The revised framework, issued after detailed deliberations with stakeholders, consultants, and international market experts, modifies earlier decisions of 2016 and reflects evolving dynamics in global coal markets, currency volatility, and operational challenges faced by coal-based power plants.
A central feature of the new mechanism is the continued reliance on internationally recognised coal price indices, with refined application criteria for different coal origins and calorific values. For South African coal, the regulator has maintained the API-4 index as the benchmark but has allowed the use of published price differentials for coal with calorific value (CV) below 5,850 kcal/kg. This decision acknowledges market practices where lower-grade coal trades at discounts relative to the API-4 benchmark.
Stakeholders, particularly power producers, had raised concerns over the application of these differentials, arguing that long-term coal supply contracts often differ from spot market transactions and include factors such as reliability, penalties, and supply security.
However, the Authority concluded that the use of differentials better captures the true market value of varying coal grades and enhances transparency in tariff determination.

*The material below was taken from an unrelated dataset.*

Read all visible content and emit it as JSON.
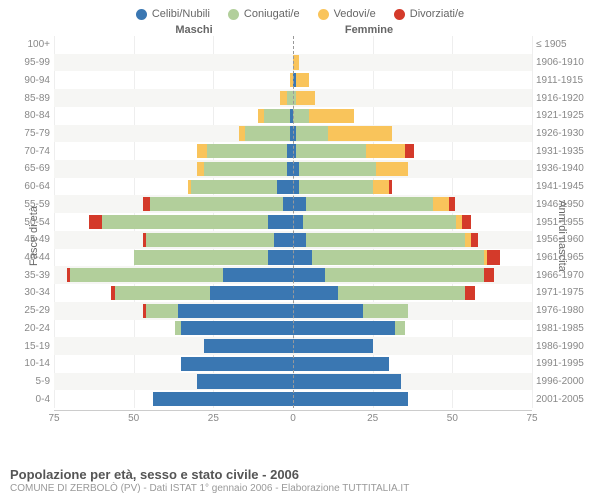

For Indonesian coal, the Authority has reaffirmed the use of the ICI (Indonesian Coal Index) series, rejecting proposals to adopt blended indices such as averages of Argus and McCloskey benchmarks. After reviewing submissions from consultants, IPPs, and index providers, it was decided that ICI-2, ICI-3, ICI-4, and ICI-5 would remain the applicable benchmarks depending on coal quality.
This reflects the widespread acceptance of ICI indices in international markets and their endorsement by the Indonesian government and industry participants.
The authority noted that although alternative indices such as M50 and M42 are used in certain markets, the price differences between these and ICI indices are minimal over time. Maintaining consistency with ICI benchmarks was therefore considered more practical and aligned with prevailing procurement practices of Pakistani IPPs.
Regarding Australian coal, the revised mechanism introduces a more nuanced approach by linking index selection to coal quality. The globalCOAL Newcastle (gC NEWC) index will be used for higher-grade coal above 5,850 kcal/kg, while the API-5 index will apply to lower-grade coal. Additionally, appropriate discounts and price differentials will be applied for coal falling below standard specifications.
This change reflects the diversity of coal grades imported from Australia and aims to ensure that pricing accurately reflects quality variations. The Authority also acknowledged the volatility of the gC NEWC index, particularly during seasonal demand fluctuations, and incorporated safeguards through discount mechanisms.
Another critical issue addressed in the revised framework is the treatment of exchange rate fluctuations. IPPs have long argued that the existing practice of using the average exchange rate of the month of the Bill of Lading (B/L) exposes them to significant financial losses, especially in periods of rapid currency depreciation. Several companies reported billions of rupees in losses due to the gap between the allowed and actual exchange rates at the time of payment.
After reviewing these concerns, the Authority has allowed the use of the actual exchange rate applied at the time of retirement of Letters of Credit (LC) or settlement of payments. However, to protect consumers from inefficiencies or payment delays, this allowance is capped at a maximum of 35 days from the B/L date. If payment occurs after this period, the exchange rate prevailing on the 35th day will be considered applicable. This compromise seeks to balance the interests of power producers and consumers by ensuring cost recovery while discouraging delays in payment processing.